Well recently, I just started cutting grass for a family member that has is own mower. It's a JD zero turn, can't recall the model off hand. It has a 54" deck. The JD does not slide nearly as much. He has a hill side along the rode that is just about as steep as our hill side. He is able to mow that with no issues, I haven't done it yet, not until I get used to the machine. 

Now I would think the width of the machine would make a difference, his is obviously wider. On the Scag, could there be a mechanical issue that would cause it to slide more than it should? Both mowers have turf tires on them, I think that Scag has bigger rear tires than the JD. 

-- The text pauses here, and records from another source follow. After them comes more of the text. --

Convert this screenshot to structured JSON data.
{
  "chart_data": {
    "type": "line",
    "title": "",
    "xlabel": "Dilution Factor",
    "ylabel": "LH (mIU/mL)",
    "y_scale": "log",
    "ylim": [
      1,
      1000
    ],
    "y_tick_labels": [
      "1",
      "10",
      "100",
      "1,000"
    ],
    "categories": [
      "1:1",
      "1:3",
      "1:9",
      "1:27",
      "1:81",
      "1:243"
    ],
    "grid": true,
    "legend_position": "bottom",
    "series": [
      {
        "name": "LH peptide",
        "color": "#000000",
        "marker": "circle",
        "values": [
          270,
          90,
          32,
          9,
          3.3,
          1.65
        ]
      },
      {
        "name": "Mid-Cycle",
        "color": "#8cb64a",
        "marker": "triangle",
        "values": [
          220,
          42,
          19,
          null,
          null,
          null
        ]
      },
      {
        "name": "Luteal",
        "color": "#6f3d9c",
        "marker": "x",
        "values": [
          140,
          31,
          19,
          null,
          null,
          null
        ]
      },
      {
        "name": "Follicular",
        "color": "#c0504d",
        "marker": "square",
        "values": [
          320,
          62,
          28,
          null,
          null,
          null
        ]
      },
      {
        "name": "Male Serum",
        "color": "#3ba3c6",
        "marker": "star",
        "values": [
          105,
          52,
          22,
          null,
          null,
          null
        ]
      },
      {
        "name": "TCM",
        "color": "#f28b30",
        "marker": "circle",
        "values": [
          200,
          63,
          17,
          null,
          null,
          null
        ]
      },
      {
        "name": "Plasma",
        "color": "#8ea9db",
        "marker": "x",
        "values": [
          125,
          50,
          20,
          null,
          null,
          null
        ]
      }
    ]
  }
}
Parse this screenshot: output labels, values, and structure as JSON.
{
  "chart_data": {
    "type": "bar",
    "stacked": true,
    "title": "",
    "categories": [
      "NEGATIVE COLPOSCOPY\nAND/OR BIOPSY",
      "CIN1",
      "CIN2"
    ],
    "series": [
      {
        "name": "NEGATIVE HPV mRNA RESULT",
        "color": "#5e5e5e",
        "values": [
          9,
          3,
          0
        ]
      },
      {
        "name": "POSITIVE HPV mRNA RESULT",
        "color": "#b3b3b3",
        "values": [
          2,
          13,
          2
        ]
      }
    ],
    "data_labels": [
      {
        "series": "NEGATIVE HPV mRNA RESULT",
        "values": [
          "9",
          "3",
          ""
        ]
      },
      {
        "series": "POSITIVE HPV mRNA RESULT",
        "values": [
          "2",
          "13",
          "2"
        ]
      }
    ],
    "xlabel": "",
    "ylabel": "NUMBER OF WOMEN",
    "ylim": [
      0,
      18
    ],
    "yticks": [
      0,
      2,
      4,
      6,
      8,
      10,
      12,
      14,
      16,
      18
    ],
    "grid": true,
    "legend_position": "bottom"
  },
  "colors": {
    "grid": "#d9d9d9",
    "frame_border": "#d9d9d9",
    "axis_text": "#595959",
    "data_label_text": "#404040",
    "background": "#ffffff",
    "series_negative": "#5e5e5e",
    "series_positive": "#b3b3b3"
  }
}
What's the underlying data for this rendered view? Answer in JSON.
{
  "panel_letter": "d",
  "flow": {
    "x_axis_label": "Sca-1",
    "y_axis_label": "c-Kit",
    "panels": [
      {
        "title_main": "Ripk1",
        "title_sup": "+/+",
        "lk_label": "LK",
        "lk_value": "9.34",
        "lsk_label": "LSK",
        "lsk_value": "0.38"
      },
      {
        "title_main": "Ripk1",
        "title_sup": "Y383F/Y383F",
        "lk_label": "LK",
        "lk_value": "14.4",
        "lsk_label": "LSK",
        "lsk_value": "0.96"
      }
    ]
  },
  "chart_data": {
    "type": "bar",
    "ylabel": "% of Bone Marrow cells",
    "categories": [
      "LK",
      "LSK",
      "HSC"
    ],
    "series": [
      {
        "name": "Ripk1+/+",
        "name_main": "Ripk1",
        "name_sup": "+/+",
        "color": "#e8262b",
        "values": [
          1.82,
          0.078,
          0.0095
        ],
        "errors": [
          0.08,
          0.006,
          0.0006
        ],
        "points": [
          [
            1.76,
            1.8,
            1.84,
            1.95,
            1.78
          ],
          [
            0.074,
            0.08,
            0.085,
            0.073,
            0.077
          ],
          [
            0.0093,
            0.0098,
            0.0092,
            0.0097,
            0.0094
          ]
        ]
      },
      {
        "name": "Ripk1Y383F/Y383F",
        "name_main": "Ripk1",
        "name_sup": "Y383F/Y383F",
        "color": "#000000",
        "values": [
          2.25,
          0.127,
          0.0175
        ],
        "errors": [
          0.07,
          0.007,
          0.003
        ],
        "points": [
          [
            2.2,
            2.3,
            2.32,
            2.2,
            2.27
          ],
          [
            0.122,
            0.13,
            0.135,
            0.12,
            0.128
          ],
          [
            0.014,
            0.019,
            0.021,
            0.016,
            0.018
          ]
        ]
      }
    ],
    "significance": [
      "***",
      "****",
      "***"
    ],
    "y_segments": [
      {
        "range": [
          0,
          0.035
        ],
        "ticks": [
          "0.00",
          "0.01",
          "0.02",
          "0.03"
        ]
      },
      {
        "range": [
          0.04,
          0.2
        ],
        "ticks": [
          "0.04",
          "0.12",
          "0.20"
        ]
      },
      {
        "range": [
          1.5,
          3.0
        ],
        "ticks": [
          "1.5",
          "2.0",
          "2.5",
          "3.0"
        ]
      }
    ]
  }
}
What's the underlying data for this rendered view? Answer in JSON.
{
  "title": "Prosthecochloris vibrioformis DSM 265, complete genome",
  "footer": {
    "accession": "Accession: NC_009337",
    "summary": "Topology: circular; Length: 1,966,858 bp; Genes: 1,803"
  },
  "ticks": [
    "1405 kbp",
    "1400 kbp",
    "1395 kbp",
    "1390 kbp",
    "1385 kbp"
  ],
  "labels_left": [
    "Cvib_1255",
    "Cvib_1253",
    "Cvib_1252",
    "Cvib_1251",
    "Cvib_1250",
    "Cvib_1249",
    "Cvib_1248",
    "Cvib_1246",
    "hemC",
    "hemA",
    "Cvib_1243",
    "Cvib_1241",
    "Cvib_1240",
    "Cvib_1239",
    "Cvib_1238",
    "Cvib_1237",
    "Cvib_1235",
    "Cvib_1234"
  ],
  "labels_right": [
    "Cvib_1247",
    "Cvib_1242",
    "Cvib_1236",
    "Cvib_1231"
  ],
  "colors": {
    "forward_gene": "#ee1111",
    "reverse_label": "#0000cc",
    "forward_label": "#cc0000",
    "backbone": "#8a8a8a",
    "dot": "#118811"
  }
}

Do certain brands have a reputation for sliding more than others? Is Scag one of those?


----------



## blades

might want to check your tire pressure, too high and they all slide, best to run slopes vertical as much as possible.


----------



## memory

I have lowered the tire pressure


----------



## muddstopper

A while back I decided to swap to a bigger tire size on my mower, thinking it would help with the sliding and spinning. What I discovered was the bigger tires where actually worse than the smaller tires. I mowed with the big tires one time and swapped back to the smaller tire. I think it has something to do with ground pressure. The larger the tire, the less the ground pressure. I will say this about mowing on steep ground, when you head downhill, you better have a path picked in which to land. I always turn uphill, never down, because down means a trip to the bottom.


----------



## Deleted member 117362

muddstopper said:


> A while back I decided to swap to a bigger tire size on my mower, thinking it would help with the sliding and spinning. What I discovered was the bigger tires where actually worse than the smaller tires. I mowed with the big tires one time and swapped back to the smaller tire. I think it has something to do with ground pressure. The larger the tire, the less the ground pressure. I will say this about mowing on steep ground, when you head downhill, you better have a path picked in which to land. I always turn uphill, never down, because down means a trip to the bottom.


Did that when I was 15, rode it right into the lake. Landed upside down with Ford lawn tractor on top of me, never did that again!


----------



## Jhenderson

memory said:


> I have lowered the tire pressure



How low? I run about 8 or 10 psi on my hustler.


----------



## 066blaster

I owned a lawncare/landscaping business for 15 years. It is just a normal thing with zero turns. You just have to learn how to prevent sliding. straight up or straight down, or start at the bottom and side to side and work your way up, if you turn downward you are going for a ride. don't attempt if grass is wet. If the ground is really dry and hard you'll have the same issue. keeping fuel tanks full can add some weight to help a little.


----------



## 066blaster

and you cant just whip a turn and not tear up grass. you have to turn out a bit and reverse and then get in your line again if your striping a lawn. best to make 2 swipes around your perimeter, then start your back and forth striping


----------



## Huskybill

In the old days we used ag tires to stop the sliding. One of my estate cub lowboys has ag tires in the front too.


----------



## U&A

Huskybill said:


> In the old days we used ag tires to stop the sliding. One of my estate cub lowboys has ag tires in the front too.



Seriously though!

The turf tires are terrible. 


Sent while firmly grasping my redline lubed RAM [emoji231]


----------